After making a couple of websites, I realized I've always struggled to have an iterative mindset. I get stuck in these loops where I redesign the thing once every few years and am left so thoroughly exhausted and frustrated by the process that I don't want to touch the website ever again. If you've ever dreaded the notion of having to redesign your portfolio, you probably can relate.

Iterative change is the concept that software develops & modify over time by making small modifications. The faster we can iterate, the quicker we can learn and discover good ideas. It frees me from the notion of being perfect.

Here are a couple of intentional decisions I took so that there is always room to grow and adapt along the building process.


Previously shipping new material is a lot of work, and before deploying it, it had various manual steps. CI tools now became more accessible and more straightforward. It's good to see tools like Vercel and Github pushing developer experience.

The new website made with NextJS + Vercel. The deployment is simple as pushing the changes to Github. Github Actions runs image compressions. Vercel does all the build processes and deploys the website.

NextJS with SSR does data fetching at build time. Thus, users don't have to wait for data to get loaded. The whole page with data served when requested.

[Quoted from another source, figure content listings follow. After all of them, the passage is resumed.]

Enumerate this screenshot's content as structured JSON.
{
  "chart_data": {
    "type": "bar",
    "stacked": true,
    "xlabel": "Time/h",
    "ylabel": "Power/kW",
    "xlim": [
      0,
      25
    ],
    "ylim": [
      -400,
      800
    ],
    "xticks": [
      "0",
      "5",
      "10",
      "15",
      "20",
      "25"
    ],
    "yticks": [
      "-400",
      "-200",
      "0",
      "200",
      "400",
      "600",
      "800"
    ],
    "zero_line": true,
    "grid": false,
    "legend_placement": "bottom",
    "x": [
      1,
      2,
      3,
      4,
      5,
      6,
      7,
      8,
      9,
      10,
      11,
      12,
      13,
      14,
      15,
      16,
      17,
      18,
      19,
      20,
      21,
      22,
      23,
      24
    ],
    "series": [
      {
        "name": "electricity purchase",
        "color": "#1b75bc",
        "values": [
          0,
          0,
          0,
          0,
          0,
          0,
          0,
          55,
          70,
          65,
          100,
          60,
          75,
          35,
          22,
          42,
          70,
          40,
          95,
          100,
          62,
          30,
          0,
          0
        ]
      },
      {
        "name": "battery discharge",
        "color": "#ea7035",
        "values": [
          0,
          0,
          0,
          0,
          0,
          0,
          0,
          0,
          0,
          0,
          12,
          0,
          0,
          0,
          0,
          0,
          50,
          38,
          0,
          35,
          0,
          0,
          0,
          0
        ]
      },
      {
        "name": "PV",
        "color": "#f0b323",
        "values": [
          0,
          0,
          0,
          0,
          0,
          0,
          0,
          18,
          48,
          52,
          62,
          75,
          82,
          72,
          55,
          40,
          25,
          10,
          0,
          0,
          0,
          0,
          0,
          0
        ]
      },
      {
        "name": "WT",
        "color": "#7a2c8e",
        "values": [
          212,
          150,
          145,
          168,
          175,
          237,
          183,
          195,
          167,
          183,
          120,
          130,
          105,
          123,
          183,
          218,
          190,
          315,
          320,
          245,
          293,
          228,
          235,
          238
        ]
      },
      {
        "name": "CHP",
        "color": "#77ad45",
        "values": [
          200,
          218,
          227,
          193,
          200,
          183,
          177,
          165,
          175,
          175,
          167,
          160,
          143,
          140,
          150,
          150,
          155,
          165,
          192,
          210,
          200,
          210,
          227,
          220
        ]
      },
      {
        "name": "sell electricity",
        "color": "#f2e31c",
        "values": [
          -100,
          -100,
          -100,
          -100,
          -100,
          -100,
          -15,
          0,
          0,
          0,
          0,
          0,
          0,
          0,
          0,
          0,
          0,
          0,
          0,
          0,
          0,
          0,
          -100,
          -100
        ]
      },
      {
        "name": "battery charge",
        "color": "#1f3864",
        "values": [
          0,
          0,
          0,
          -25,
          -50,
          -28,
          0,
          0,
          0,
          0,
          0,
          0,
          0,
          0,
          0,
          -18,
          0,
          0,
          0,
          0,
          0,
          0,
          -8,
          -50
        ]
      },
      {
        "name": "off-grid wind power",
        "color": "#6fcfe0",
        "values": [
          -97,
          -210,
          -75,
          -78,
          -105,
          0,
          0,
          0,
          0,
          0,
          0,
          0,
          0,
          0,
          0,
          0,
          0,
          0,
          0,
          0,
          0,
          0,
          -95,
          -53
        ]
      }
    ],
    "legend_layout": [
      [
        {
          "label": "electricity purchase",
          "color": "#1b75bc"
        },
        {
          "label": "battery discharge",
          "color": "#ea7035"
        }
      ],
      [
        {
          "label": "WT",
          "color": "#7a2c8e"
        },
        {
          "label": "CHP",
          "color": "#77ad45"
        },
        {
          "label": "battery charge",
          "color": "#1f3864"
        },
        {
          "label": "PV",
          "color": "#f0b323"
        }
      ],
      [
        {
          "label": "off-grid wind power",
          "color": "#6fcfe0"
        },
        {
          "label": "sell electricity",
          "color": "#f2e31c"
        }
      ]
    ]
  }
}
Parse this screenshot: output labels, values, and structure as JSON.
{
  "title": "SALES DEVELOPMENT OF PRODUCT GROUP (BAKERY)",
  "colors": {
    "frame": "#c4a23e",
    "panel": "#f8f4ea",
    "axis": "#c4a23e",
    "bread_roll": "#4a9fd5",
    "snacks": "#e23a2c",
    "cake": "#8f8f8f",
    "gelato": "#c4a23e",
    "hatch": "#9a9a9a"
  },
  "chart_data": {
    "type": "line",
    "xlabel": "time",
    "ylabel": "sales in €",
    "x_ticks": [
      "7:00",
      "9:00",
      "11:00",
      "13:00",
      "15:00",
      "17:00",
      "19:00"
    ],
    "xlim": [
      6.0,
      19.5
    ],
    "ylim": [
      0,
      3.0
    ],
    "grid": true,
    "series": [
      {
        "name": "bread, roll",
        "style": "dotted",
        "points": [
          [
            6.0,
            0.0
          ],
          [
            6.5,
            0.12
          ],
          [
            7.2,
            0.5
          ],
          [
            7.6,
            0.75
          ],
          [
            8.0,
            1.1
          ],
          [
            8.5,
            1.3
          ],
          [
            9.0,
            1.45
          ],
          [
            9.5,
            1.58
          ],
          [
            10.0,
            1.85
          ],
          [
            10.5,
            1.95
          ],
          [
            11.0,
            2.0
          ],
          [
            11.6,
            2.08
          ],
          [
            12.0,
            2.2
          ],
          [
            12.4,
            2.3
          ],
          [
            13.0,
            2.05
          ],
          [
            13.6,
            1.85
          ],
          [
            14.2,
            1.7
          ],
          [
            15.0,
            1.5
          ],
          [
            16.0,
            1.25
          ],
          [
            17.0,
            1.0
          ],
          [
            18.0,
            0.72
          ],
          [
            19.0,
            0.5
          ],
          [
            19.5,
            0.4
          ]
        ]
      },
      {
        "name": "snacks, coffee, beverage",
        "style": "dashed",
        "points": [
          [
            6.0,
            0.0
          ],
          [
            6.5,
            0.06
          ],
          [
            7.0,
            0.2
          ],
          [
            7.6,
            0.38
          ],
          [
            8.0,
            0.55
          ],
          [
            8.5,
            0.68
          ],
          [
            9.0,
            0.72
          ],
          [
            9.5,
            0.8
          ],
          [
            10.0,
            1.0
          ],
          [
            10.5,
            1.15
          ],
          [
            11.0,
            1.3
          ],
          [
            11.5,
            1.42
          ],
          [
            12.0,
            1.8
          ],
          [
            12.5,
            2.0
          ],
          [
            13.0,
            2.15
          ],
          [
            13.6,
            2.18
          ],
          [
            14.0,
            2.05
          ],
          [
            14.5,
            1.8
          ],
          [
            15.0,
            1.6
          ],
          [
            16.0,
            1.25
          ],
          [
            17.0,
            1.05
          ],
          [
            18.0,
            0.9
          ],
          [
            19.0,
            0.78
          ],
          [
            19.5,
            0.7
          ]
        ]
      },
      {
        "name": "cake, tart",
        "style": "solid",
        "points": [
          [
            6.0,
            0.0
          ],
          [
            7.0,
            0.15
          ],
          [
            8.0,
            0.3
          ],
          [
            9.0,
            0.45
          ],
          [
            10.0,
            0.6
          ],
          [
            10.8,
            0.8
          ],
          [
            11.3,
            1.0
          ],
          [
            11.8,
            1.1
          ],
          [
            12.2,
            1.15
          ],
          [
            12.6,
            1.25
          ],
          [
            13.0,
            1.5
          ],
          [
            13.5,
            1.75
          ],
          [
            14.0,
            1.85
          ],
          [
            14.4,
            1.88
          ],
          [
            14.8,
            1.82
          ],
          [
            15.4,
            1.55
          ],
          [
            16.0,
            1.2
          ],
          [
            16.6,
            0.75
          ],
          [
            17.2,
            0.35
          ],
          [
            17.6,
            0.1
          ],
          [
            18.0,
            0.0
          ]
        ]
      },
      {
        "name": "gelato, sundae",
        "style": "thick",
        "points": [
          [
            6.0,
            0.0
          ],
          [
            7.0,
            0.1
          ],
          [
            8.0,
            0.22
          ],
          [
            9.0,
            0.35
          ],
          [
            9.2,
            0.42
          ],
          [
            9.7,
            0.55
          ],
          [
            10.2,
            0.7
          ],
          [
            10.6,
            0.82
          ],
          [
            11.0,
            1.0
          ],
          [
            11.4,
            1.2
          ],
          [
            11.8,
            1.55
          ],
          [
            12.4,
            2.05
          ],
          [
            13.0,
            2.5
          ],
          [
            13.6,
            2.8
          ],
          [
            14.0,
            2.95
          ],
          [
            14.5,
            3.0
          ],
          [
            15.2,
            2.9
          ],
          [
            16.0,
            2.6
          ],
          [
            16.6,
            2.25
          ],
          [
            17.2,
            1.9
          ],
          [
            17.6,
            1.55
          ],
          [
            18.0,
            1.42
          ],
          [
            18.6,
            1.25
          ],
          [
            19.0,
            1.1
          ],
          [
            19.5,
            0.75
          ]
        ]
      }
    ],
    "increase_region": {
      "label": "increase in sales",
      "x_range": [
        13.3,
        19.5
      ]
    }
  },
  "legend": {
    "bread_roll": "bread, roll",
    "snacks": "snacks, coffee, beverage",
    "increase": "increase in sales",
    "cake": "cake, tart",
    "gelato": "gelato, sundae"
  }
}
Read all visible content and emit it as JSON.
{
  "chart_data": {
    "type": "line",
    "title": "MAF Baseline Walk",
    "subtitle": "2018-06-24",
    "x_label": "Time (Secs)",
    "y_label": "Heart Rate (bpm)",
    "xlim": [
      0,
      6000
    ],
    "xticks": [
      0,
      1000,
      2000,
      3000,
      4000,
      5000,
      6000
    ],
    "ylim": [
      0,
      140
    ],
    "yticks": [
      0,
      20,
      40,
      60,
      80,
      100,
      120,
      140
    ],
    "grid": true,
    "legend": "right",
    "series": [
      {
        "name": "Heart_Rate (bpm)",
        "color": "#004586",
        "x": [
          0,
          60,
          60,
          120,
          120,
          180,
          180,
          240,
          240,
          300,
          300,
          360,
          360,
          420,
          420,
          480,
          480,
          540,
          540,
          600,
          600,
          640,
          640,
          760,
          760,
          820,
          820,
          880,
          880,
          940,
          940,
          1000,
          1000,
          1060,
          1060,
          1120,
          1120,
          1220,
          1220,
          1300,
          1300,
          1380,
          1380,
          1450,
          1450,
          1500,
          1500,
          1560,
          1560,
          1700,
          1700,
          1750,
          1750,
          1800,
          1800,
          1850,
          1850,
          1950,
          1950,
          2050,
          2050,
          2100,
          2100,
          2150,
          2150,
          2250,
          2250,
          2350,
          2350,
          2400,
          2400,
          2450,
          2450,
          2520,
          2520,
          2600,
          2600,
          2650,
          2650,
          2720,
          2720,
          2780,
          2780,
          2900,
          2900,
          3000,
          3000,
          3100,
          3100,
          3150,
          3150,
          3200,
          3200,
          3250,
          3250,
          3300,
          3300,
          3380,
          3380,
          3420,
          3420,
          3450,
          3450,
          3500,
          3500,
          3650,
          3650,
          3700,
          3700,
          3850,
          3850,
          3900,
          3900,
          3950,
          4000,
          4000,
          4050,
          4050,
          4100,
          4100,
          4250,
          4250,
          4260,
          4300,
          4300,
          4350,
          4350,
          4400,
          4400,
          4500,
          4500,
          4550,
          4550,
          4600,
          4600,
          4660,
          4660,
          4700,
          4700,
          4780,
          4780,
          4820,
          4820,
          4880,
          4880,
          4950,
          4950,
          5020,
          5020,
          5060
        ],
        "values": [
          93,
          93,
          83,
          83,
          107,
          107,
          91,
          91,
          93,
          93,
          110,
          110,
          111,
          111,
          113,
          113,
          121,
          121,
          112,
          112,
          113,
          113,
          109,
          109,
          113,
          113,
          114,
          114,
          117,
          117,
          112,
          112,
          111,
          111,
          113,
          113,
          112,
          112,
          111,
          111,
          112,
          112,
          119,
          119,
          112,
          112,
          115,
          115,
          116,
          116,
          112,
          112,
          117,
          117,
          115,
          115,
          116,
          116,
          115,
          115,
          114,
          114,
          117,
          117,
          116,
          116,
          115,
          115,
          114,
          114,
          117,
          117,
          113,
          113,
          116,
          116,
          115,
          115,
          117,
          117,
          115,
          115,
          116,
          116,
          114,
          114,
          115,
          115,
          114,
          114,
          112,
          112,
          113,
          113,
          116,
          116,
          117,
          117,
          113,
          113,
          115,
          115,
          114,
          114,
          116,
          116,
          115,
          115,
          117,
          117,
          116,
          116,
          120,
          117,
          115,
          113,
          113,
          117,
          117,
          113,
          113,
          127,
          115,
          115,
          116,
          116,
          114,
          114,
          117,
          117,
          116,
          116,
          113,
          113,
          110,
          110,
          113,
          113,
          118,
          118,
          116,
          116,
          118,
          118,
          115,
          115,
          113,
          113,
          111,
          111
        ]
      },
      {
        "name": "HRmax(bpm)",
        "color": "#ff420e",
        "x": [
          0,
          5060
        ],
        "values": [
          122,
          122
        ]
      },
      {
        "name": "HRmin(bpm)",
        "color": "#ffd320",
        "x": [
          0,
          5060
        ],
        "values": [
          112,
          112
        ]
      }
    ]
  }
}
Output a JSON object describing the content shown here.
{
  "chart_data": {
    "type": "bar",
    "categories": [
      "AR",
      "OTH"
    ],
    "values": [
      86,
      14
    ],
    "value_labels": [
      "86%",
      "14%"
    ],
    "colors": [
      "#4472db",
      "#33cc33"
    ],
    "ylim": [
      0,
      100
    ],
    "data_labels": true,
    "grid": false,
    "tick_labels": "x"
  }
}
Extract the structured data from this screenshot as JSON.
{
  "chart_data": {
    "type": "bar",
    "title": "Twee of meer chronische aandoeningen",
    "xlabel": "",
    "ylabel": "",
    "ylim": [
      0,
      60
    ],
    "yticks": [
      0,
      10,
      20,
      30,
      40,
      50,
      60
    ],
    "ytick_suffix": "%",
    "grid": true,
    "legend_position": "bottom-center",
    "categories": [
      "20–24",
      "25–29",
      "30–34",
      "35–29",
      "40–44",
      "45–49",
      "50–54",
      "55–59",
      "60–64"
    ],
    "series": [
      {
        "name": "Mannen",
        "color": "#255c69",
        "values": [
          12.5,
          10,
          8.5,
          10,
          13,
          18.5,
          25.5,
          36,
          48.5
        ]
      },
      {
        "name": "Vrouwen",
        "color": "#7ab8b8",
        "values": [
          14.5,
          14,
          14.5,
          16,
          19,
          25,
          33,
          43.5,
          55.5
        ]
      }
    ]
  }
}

In my opinion, NextJS has one of the leading developer experience for the React ecosystem. React now has strikingly many similarities to creating a sketch with symbols (Components) and overrides(Props + State).


The second concern was adding content without having many constraints on how stories are presented. I wanted the ability to ship new content with the least amount of effort.

In all of my past websites, data is tightly coupled with the view logic of the website. Thus adding new content required me to write content in the View language (HTML, Erb, Haml). I did this mainly because it gave me the flexibility to craft a story by adding custom components.

Using MDX (Markdown + Components) gave me enough flexibility to write content in any Markdown editor I prefer and add React components to the markdown for richer storytelling elements.

Design Constraints

Frequently I get pulled into this zone mode, spendings hours on making sure things are near perfect. So fewer the design elements, the less time I have to struggle with my OCD.

A lot of my OCD time derails my focus away from content creation. Thus, I deliberately added constraints that make potential iterations less dreadful. Few of these restriction includes site's container width so that I only have to test the website in a shorter set of viewports. Use of design tokens for margins and paddings. Only two heading definitions in articles.


Instead of thinking of this website as a portfolio, I wanted this website to be more of a personal website. Which has the main objective is to tell my story as a designer. Portfolios have always been just a means of getting a job for me. Once that is done, I had no motivation to update or improve it until the next job search.

By making a personal website, I always have the motivation to tell my part of the story, and it doesn't die after I got the job.